Is there enough funding?

Like many others, British Prime Minister Theresa May disagreed that the “huge pressures” facing the NHS constituted a humanitarian crisis. But she refused to accept responsibility for these pressures, instead criticising the head of the NHS, Simon Stevens, claiming that “funding is now at record levels for the NHS”.

The government continues to claim that the NHS will be receiving an extra £10 billion over the course of this parliament. Both the House of Commons Health Committee and the UK Statistics Authority have verified that the real terms increase in NHS funding over the period amounts to £4.5 billion. And annual funding growth for the next three years will be among the lowest in NHS history, falling far below the growth in need, which is also at record levels.

The health secretary, Jeremy Hunt, also downplayed the Red Cross’ claims, only to undermine his case by describing how the NHS is struggling to cope with the rising demand on A&E departments. Such pressure had been predicted by his own department. But instead of acting on timely advice, Hunt has simply blamed mounting pressure on “selfish” people who shouldn’t be going to A&E.

Hunt also indicated that the four-hour waiting time target should be relaxed, given that A&E departments have long been failing to meet the standard. Instead, he says that target waits should reflect how urgently patients need care, as in Australia. But relaxing targets does not address why more and more people are turning up at A&E departments, nor how best to care for them when they’re there.

What needs to be done?

This leaves NHS staff and organisations in an unenviable position. Hospitals and GPs are acting as shock absorbers in a system under huge pressure, where demand is rising, funding is flat, and politicians seem deaf to calls for action. Inadequate funding of the health service and cuts to social care mean that local services can’t cope. Hospital boards find themselves on the horns of a dilemma: either meet punishing financial “control targets” or prioritise patient safety and fall further into deficit. There is simply not enough time, resource or management capacity to focus on planning and “transforming” into new models of care provision.

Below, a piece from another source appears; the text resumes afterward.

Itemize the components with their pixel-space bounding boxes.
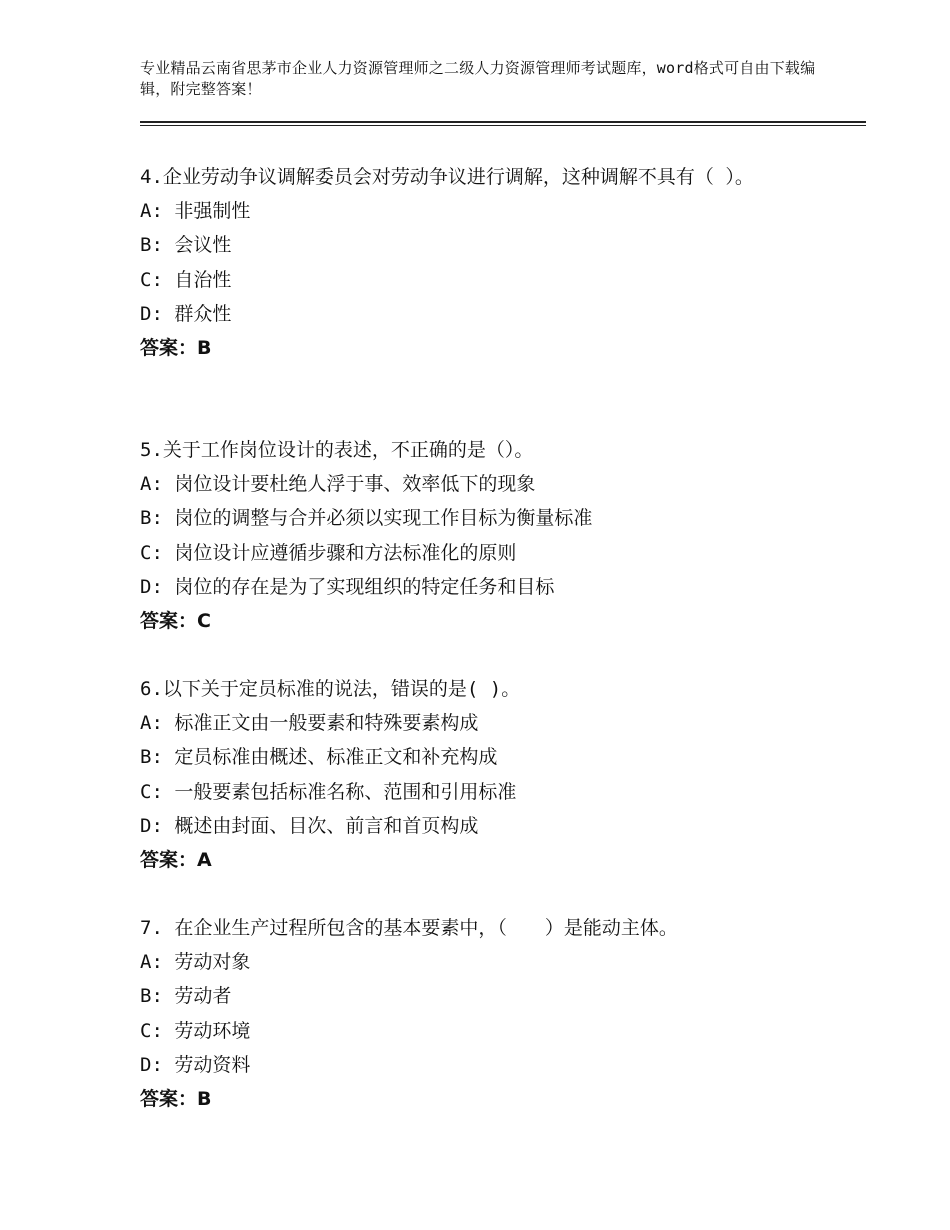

Hunt has called for “an honest discussion with the public about the purpose of A&E departments”, but the debate needs to be much wider. Leading NHS clinicians from the Royal College of Physicians have written [PDF] to the prime minister detailing their concerns, while others have asked her to convene Cobra-style meetings to address the situation. The chairs of three Commons select committees have also asked the prime minister to seek cross-party consensus on the future of health and social care.

There is a stark choice. One option is that the government sticks to its funding plans for health and social care. If so, pressures will rise, waiting times will increase, and people in need will be denied health and social care. This is already happening, and the Red Cross’ warning reminds us of the human cost – the humanitarian crisis – of this policy.

The alternative is to increase NHS and social care funding. But the money has to come from somewhere. The obvious source is increased taxes, thereby preserving the traditional way of funding the NHS. The fear is that this government is letting the NHS reach crisis point in order to open the way for increased co-payments and private insurance, shifting funding responsibility onto individuals, just as has been happening for social care.